When calves are getting old enough to be weaned they will sometimes be offered a supplement known as a calf starter. This good-tasting, high nutrition feed gets the calf's rumen ready to start digesting forages and encourages the calf to try eating on its own.

Health Management
The farmer regularly checks the well-being of cattle on pasture to ensure they are healthy. Usually little intervention is required. On the rare occasions that an animal is found to be injured or ill, it is separated from the rest of the herd for treatment. Either the farmer will treat the animal with an over-the-counter remedy available from a farm supply store, or the services of a veterinarian will be called in.

By following best management practices, most injuries and illnesses can be prevented.

Preventative Health
Responsible animal care such as providing adequate food, water and shelter will prevent most illnesses and injuries. There are some additional interventions that farmers often take to ensure the health and safety of the herd.

Vaccination has been used to prevent disease in humans and livestock for over 100 years. Vaccination stimulates the person or animal's immune system with an infectious agent, or components of an infectious agent, that has been modified to prevent the vaccine from causing the disease. Once the person or animal's immune system has been adequately stimulated, they will not catch the disease against which they have been vaccinated. Re-vaccination is often required for adequate protection.

The types of vaccinations that are given to cattle depend on the types of diseases that are common in the areas in which they live. The farmer will decide which vaccinations to use, often in consultation with a veterinarian.

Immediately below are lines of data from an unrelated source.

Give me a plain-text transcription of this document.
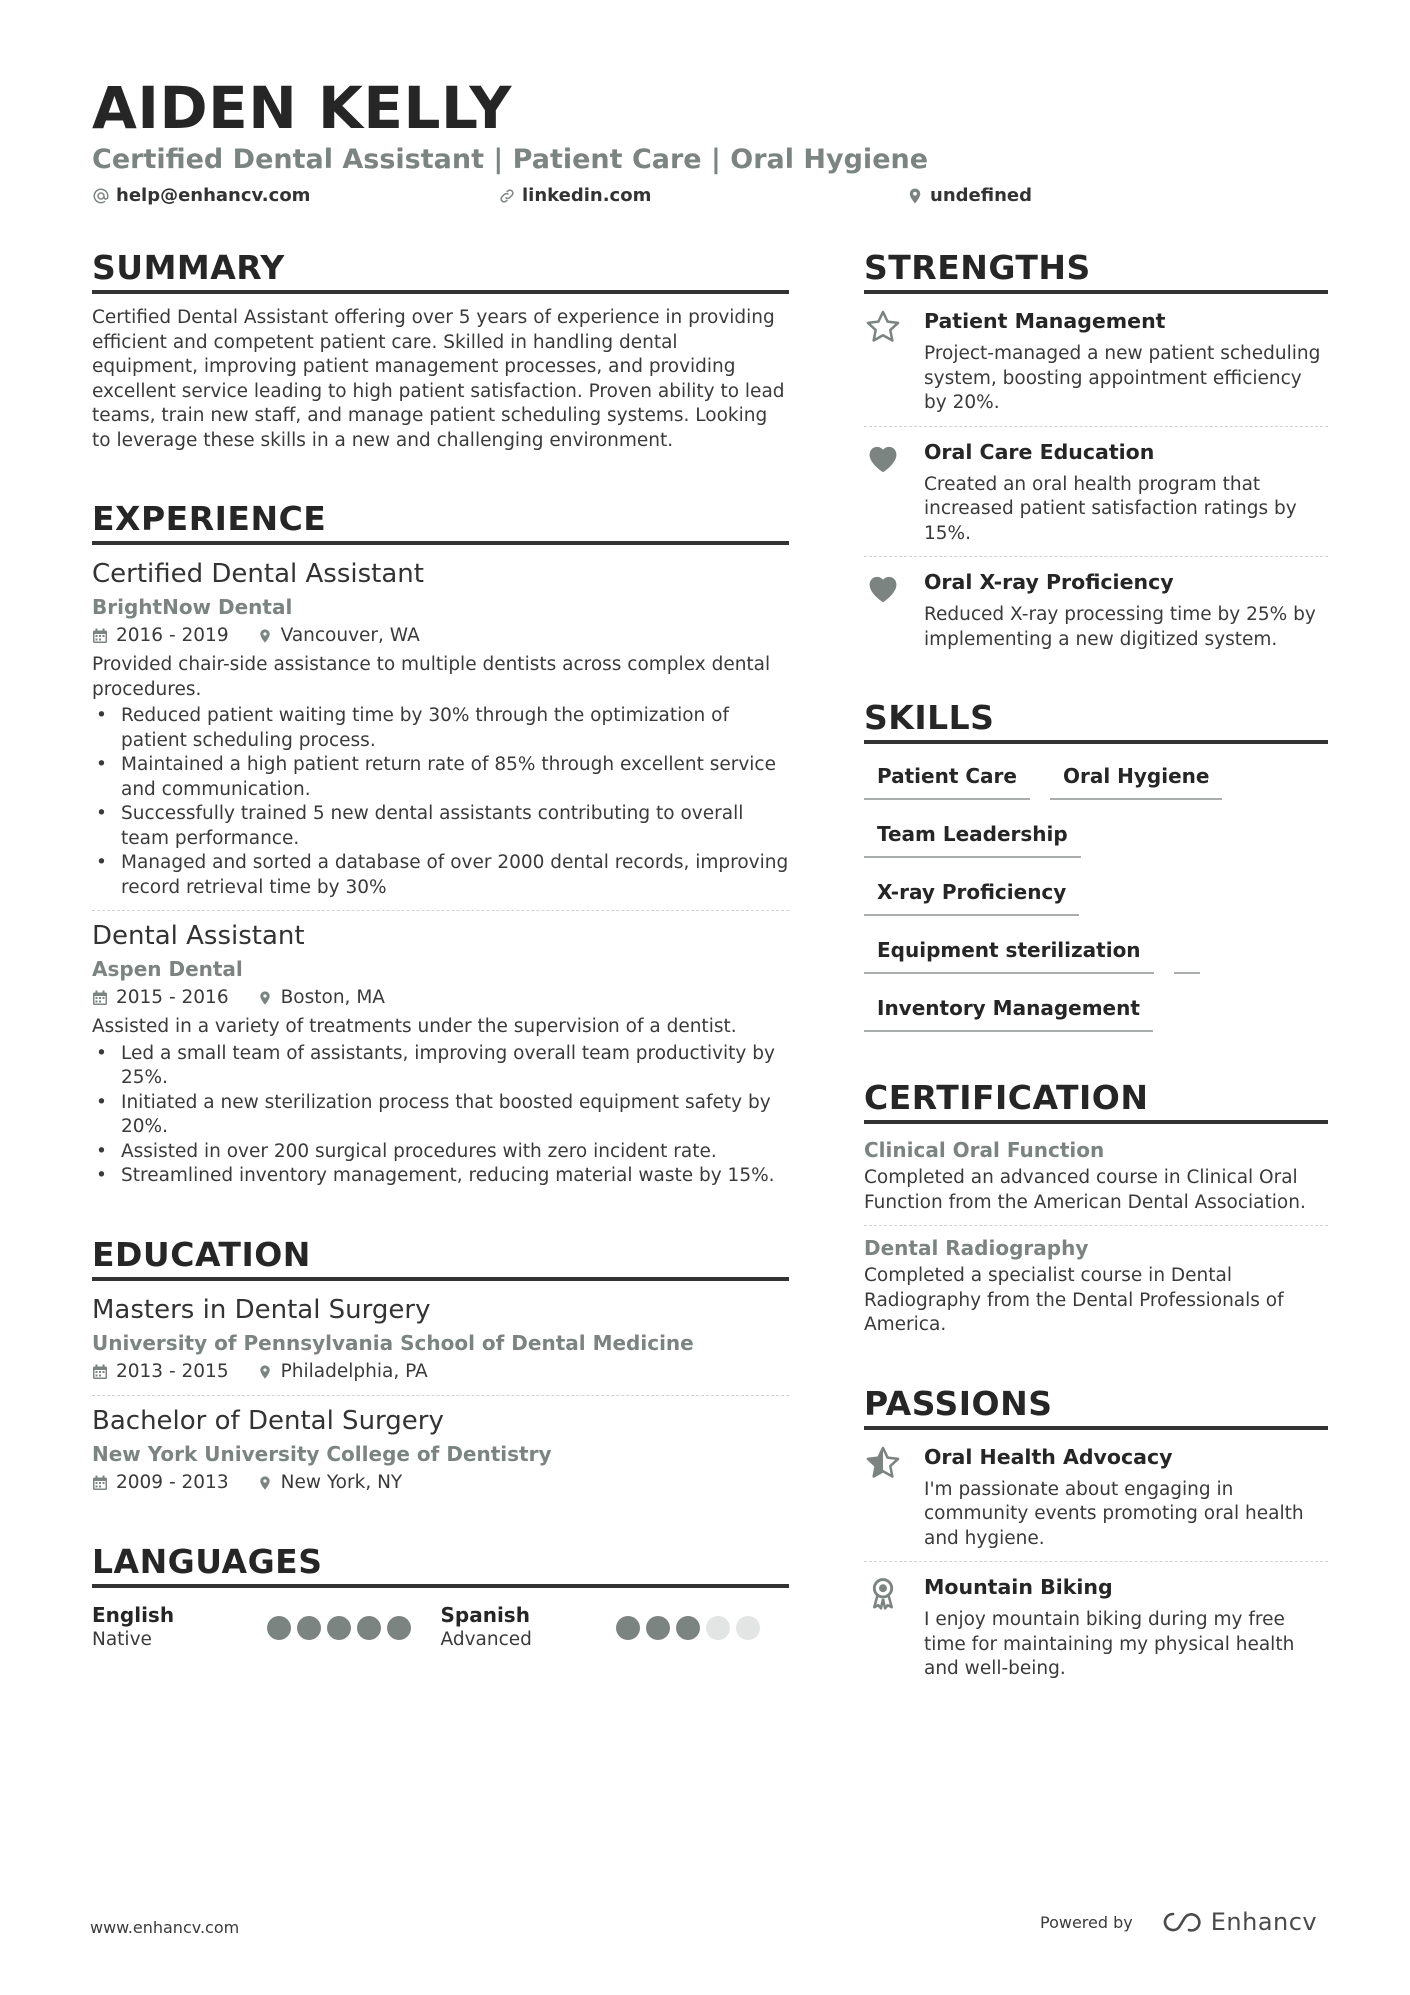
AIDEN KELLY
Certified Dental Assistant | Patient Care | Oral Hygiene
help@enhancv.com	linkedin.com	undefined
SUMMARY
Certified Dental Assistant offering over 5 years of experience in providing efficient and competent patient care. Skilled in handling dental equipment, improving patient management processes, and providing excellent service leading to high patient satisfaction. Proven ability to lead teams, train new staff, and manage patient scheduling systems. Looking to leverage these skills in a new and challenging environment.
EXPERIENCE
Certified Dental Assistant
BrightNow Dental
2016 - 2019	Vancouver, WA
Provided chair-side assistance to multiple dentists across complex dental procedures.
• Reduced patient waiting time by 30% through the optimization of patient scheduling process.
• Maintained a high patient return rate of 85% through excellent service and communication.
• Successfully trained 5 new dental assistants contributing to overall team performance.
• Managed and sorted a database of over 2000 dental records, improving record retrieval time by 30%
Dental Assistant
Aspen Dental
2015 - 2016	Boston, MA
Assisted in a variety of treatments under the supervision of a dentist.
• Led a small team of assistants, improving overall team productivity by 25%.
• Initiated a new sterilization process that boosted equipment safety by 20%.
• Assisted in over 200 surgical procedures with zero incident rate.
• Streamlined inventory management, reducing material waste by 15%.
EDUCATION
Masters in Dental Surgery
University of Pennsylvania School of Dental Medicine
2013 - 2015	Philadelphia, PA
Bachelor of Dental Surgery
New York University College of Dentistry
2009 - 2013	New York, NY
LANGUAGES
English
Native
Spanish
Advanced
STRENGTHS
Patient Management
Project-managed a new patient scheduling system, boosting appointment efficiency by 20%.
Oral Care Education
Created an oral health program that increased patient satisfaction ratings by 15%.
Oral X-ray Proficiency
Reduced X-ray processing time by 25% by implementing a new digitized system.
SKILLS
Patient Care	Oral Hygiene
Team Leadership
X-ray Proficiency
Equipment sterilization
Inventory Management
CERTIFICATION
Clinical Oral Function
Completed an advanced course in Clinical Oral Function from the American Dental Association.
Dental Radiography
Completed a specialist course in Dental Radiography from the Dental Professionals of America.
PASSIONS
Oral Health Advocacy
I'm passionate about engaging in community events promoting oral health and hygiene.
Mountain Biking
I enjoy mountain biking during my free time for maintaining my physical health and well-being.
www.enhancv.com	Powered by	Enhancv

Some of the diseases against which cattle may be vaccinated include:
  • Clostridial diseases
  • Infectious Bovine Rhinotracheitis (IBR)
  • Bovine Virus Diarrhea (BVD)
  • Pasteurella
  • Vibriosis
  • Anthrax

Castration and Dehorning
While vaccination and adequate feed and water help prevent disease, other interventions when animals are young help prevent them from injuring one another when they mature.

Sexually mature male animals frequently fight one another to establish dominance. This can result in serious injuries. It also makes handling mature male cattle (bulls) more dangerous for the farmer and his or her family. Male calves that are not going to be used for breeding are usually castrated at a young age (prior to six months) to prevent fighting and to make them safer to handle.

Other than the Aberdeen Angus breed and special breed strains genetically selected not to grow horns (known as polled cattle), both male and female cattle grow horns. When they mature, cattle with horns can seriously injure one another. They can also injure the people who care for them. For this reason calves are dehorned at a young age (prior to three months), either surgically or with a special corrosive paste, when their horns are just beginning to form.